The Eternal Mother
Summary
A canvas of soot-streaked sky looms above a New England mill town where Maris—part Penelope, part Antigone—steps out of rumor and into the clang of looms, her widow’s weeds already moth-eaten by the lie that her first husband and infant daughter lie beneath foreign soil. She weds Dwight Alden, the foundry’s taciturn Vulcan, whose fortune is soldered to the brittle bones of children working the frames. From the chapel’s whale-oil gloom, a minister—half-prophet, half-moth—denounces the bondage of tiny fingers; his sermon detonates like a boiler, killing him mid-sentence and leaving Maris holding the match. One dusk, while tending a spindle-broken girl whose arm hangs like a snapped lily, she lifts the child’s face and confronts her own blood: Felice, presumed dead, now a ghost in calico. Lynch, the carnival-barker sire, slouches back into the narrative, divorce decree flapping like a race-track flag, unraveling every vow Maris has stitched since the first deception. She flees with Felice through a forest of bobbins and guilt; Alden, stripped of both wife and self-justification, tears the mill apart brick by brick, abolishing the night shift for the under-aged, installing sunlight in places that had never seen it. A final, rain-slick reunion on the depot platform: steam, forgiveness, and the faint smell of coal smoke threading the air like regret.
Synopsis
Maris, having married Lynch, a worthless man who deserts her, taking their daughter Felice with him, marries mill owner Dwight Alden after receiving notification that her husband and child are dead. Discovering that Alden employs child labor, Maris, assisted by the village minister, tries to persuade him that this is wrong, but he will tolerate no interference in his business.

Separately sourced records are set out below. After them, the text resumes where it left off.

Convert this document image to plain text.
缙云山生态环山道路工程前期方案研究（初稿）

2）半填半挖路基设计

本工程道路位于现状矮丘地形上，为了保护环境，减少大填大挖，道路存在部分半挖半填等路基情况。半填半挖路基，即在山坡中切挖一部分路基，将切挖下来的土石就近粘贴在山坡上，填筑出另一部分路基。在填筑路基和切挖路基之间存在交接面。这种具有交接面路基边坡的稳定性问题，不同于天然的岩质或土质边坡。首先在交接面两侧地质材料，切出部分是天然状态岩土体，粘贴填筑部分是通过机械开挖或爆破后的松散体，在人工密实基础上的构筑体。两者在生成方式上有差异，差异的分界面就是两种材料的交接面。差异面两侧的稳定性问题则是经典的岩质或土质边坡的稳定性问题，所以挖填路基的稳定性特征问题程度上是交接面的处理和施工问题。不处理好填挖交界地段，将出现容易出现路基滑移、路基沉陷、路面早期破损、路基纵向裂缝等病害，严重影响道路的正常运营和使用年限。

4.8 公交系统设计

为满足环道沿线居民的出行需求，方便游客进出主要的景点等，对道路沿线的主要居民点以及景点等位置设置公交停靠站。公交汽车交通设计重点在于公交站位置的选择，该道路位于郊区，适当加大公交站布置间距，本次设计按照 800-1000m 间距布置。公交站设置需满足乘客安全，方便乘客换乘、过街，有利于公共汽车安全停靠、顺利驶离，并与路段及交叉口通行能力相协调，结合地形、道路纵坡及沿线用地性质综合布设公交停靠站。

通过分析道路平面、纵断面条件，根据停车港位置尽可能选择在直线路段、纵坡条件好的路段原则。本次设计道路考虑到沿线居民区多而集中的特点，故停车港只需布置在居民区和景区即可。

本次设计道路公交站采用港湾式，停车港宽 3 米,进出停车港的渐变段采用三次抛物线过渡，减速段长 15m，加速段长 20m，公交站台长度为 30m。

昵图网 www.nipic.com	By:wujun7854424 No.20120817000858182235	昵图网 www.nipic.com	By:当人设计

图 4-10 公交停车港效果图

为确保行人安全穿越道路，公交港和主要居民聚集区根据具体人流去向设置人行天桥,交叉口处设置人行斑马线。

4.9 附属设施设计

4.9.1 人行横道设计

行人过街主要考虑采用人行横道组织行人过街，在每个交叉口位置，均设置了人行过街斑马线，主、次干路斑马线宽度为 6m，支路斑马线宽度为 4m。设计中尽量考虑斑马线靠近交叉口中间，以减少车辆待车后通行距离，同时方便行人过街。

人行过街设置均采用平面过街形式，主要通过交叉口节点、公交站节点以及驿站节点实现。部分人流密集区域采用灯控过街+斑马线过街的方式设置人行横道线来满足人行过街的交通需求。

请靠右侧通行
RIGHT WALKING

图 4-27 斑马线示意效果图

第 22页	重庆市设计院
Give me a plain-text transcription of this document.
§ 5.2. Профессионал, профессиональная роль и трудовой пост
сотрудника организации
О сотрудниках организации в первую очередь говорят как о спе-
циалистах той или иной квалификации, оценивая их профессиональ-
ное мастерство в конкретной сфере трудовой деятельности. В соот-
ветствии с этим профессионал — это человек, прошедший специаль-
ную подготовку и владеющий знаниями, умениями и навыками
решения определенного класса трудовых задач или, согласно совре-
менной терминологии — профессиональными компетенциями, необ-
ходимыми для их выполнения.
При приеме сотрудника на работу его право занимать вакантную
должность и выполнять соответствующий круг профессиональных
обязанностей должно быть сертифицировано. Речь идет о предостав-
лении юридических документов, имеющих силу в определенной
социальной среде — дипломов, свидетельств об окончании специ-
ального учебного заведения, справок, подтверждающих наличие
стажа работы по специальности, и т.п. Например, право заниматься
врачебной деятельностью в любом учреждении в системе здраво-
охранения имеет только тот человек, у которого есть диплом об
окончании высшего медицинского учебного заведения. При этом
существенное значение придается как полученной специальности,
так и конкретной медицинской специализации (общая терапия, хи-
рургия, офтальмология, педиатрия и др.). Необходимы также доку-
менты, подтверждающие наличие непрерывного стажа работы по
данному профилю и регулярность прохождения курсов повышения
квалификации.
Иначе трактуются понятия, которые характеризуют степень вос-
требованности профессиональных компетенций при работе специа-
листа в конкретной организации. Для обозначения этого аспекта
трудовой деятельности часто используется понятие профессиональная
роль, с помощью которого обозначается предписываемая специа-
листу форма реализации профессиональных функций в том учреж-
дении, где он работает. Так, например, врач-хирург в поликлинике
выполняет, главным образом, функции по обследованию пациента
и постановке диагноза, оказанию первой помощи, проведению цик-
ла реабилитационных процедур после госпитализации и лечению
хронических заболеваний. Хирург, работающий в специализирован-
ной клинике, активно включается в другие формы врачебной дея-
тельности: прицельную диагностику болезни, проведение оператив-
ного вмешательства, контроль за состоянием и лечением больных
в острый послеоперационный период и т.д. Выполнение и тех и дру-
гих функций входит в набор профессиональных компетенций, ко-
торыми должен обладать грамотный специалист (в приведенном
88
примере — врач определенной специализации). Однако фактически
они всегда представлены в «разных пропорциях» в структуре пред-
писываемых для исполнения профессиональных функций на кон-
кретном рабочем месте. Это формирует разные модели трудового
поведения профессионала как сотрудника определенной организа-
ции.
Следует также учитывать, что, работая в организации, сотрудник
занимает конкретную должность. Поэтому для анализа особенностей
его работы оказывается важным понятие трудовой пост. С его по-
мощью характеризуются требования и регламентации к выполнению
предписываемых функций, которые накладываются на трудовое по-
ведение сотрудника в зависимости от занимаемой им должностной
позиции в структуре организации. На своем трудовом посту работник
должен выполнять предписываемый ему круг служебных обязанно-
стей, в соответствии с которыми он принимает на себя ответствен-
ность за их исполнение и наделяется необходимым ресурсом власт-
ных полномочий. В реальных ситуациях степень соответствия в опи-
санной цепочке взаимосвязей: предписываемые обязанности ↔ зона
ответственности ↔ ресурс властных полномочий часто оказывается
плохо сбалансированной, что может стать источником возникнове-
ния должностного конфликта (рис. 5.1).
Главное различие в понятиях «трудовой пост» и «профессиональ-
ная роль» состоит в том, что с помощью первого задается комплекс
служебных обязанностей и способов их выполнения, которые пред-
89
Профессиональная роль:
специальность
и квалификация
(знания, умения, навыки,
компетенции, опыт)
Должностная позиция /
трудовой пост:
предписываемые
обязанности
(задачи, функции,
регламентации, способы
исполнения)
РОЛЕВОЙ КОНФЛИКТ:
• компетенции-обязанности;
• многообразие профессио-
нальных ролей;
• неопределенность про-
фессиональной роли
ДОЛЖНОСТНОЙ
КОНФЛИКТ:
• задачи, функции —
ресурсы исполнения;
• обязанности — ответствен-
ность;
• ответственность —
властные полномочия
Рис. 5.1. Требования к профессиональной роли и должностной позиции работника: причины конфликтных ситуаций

After violently denouncing Alden from the pulpit, the minister dies and Maris becomes interested in a child who has been injured while working overtime at the mill, only to discover that the child is her daughter and her first husband is still alive. She leaves, taking Felice, and Alden, after having a fight with the first husband, discovers that Lynch had secured a divorce. Alden seeks out Maris, tells her that he has abolished child labor and made other improvements affecting the welfare of his workers, and a reconciliation occurs.